Albert Christ-Janer Creative Research Award 2021

University of Georgia researcher Rachel Gabara

Rachel Gabara, associate professor of French in the Department of Romance Languages, works at the intersection of cinema studies, African studies and French and Francophone studies. She has expanded our understanding of literature and film from Africa and Europe in rigorous scholarship grounded in extensive archival research supported by the Fulbright Scholar Program and the National Endowment for the Humanities. In a book and a number of essays on autobiographical narrative, transnational modes of nonfiction film, and African cinema in a global context, Gabara has examined the complex connections between the two continents during the colonial and postcolonial eras. She is currently completing a second book, “Reclaiming Realism,” the first comprehensive study of documentary filmmaking in West and Central Africa. Gabara serves as film review editor for the African Studies Review and has organized and facilitated a wide variety of events with African filmmakers and about African cinema.

Lawrence Sweet

William A. Owens Creative Research Award 2021

University of Georgia researcher Lawrence Sweet

Lawrence Sweet, Gary R. Sperduto Professor in Clinical Psychology, is an internationally recognized transdisciplinary researcher. Trained as a clinical neuropsychologist, he is a methodologist with specializations in cognitive assessment and multimodal neuroimaging.

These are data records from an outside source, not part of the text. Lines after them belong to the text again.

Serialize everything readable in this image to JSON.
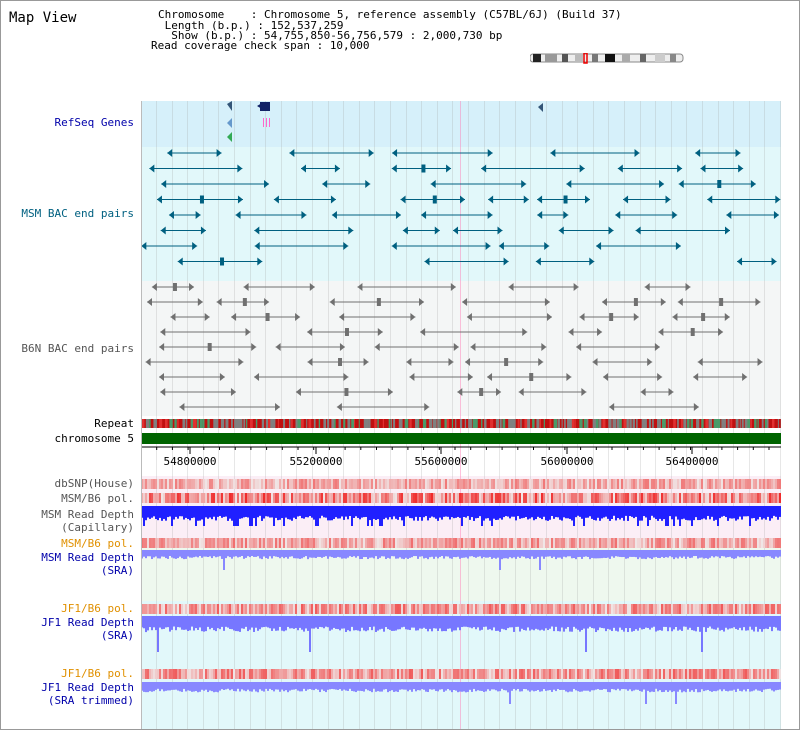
{
  "title": "Map View",
  "info": {
    "chromosome_label": "Chromosome    : ",
    "chromosome_value": "Chromosome 5, reference assembly (C57BL/6J) (Build 37)",
    "length_label": " Length (b.p.) : ",
    "length_value": "152,537,259",
    "show_label": "  Show (b.p.) : ",
    "show_value": "54,755,850-56,756,579 : 2,000,730 bp",
    "span_label": "Read coverage check span : ",
    "span_value": "10,000"
  },
  "tracks": {
    "refseq": "RefSeq Genes",
    "msm_bac": "MSM BAC end pairs",
    "b6n_bac": "B6N BAC end pairs",
    "repeat": "Repeat",
    "chromosome": "chromosome 5",
    "dbsnp": "dbSNP(House)",
    "msm_b6_pol_1": "MSM/B6 pol.",
    "msm_depth_cap_1": "MSM Read Depth",
    "msm_depth_cap_2": "(Capillary)",
    "msm_b6_pol_2": "MSM/B6 pol.",
    "msm_depth_sra_1": "MSM Read Depth",
    "msm_depth_sra_2": "(SRA)",
    "jf1_b6_pol_1": "JF1/B6 pol.",
    "jf1_depth_sra_1": "JF1 Read Depth",
    "jf1_depth_sra_2": "(SRA)",
    "jf1_b6_pol_2": "JF1/B6 pol.",
    "jf1_depth_trim_1": "JF1 Read Depth",
    "jf1_depth_trim_2": "(SRA trimmed)"
  },
  "axis": {
    "ticks": [
      "54800000",
      "55200000",
      "55600000",
      "56000000",
      "56400000"
    ]
  },
  "colors": {
    "refseq_bg": "#d6f0fa",
    "msm_bg": "#e2f8fa",
    "b6n_bg": "#f4f6f6",
    "chromosome": "#006400",
    "msm_glyph": "#006080",
    "b6n_glyph": "#707070",
    "pol_red": "#e83030",
    "depth_blue": "#2020ff",
    "depth_light": "#8888ff"
  }
}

He also creatively combines knowledge from other disciplines, departments and programs to generate insights into pressing challenges in public health and clinical psychology. He has published in top journals in several areas of research including human development, behavioral medicine, cognitive neuroscience and neuropsychology. His neuroimaging approaches, taught to his trainees, have advanced understanding of neurocognitive risk markers of depression, addiction, stroke, vascular dementia and other conditions. His research has contributed to knowledge of the human lifespan from early-life adversity to aging. He has created an outstanding record of training successful researchers, offering mentorship across disciplines and at every level of career development. His impact is reflected in new generations of scientists across numerous fields.

Zachary Peck

James L. Carmon Scholarship 2021

Zachary Peck, a graduate student in the Institute for Artificial Intelligence, is investigating OpenAI’s GPT-3, the most advanced language-processing technology currently available. In addition to investigating how GPT-3 can be trained to do specific tasks using solely natural language instruction, Peck’s research grapples with pressing existential questions, such as how the introduction of such technologies could radically reshape society.

Camila Lívio

James L. Carmon Scholarship 2021

Camila Lívio, a doctoral student in the Department of Romance Languages, has co-written three published academic papers and presented at a dozen conferences. Her dissertation project uses computational tools to process and analyze natural language data in Spanish and Portuguese, constructing corpora from various cyber social spaces—social media, online customer reviews—to understand the mechanisms of these languages, as well as develop new technologies for language instruction.

Cecilia Sánchez

Robert C. Anderson Memorial Award 2021

Cecilia Sánchez, who completed her Ph.D. in December 2019, is a research scientist at EcoHealth Alliance. She studies viral spillover from bats to humans. For her doctoral research, Sánchez examined how urban living affects wildlife movement, exposure to environmental contaminants, and pathogen transmission, conducting extensive field work on flying foxes in urban and rural landscapes across Australia. She used bench work, mathematical models and synthetic reviews to address important questions in infectious disease ecology and beyond, publishing nine papers—six of which are first-authored—since starting her Ph.D. in 2014.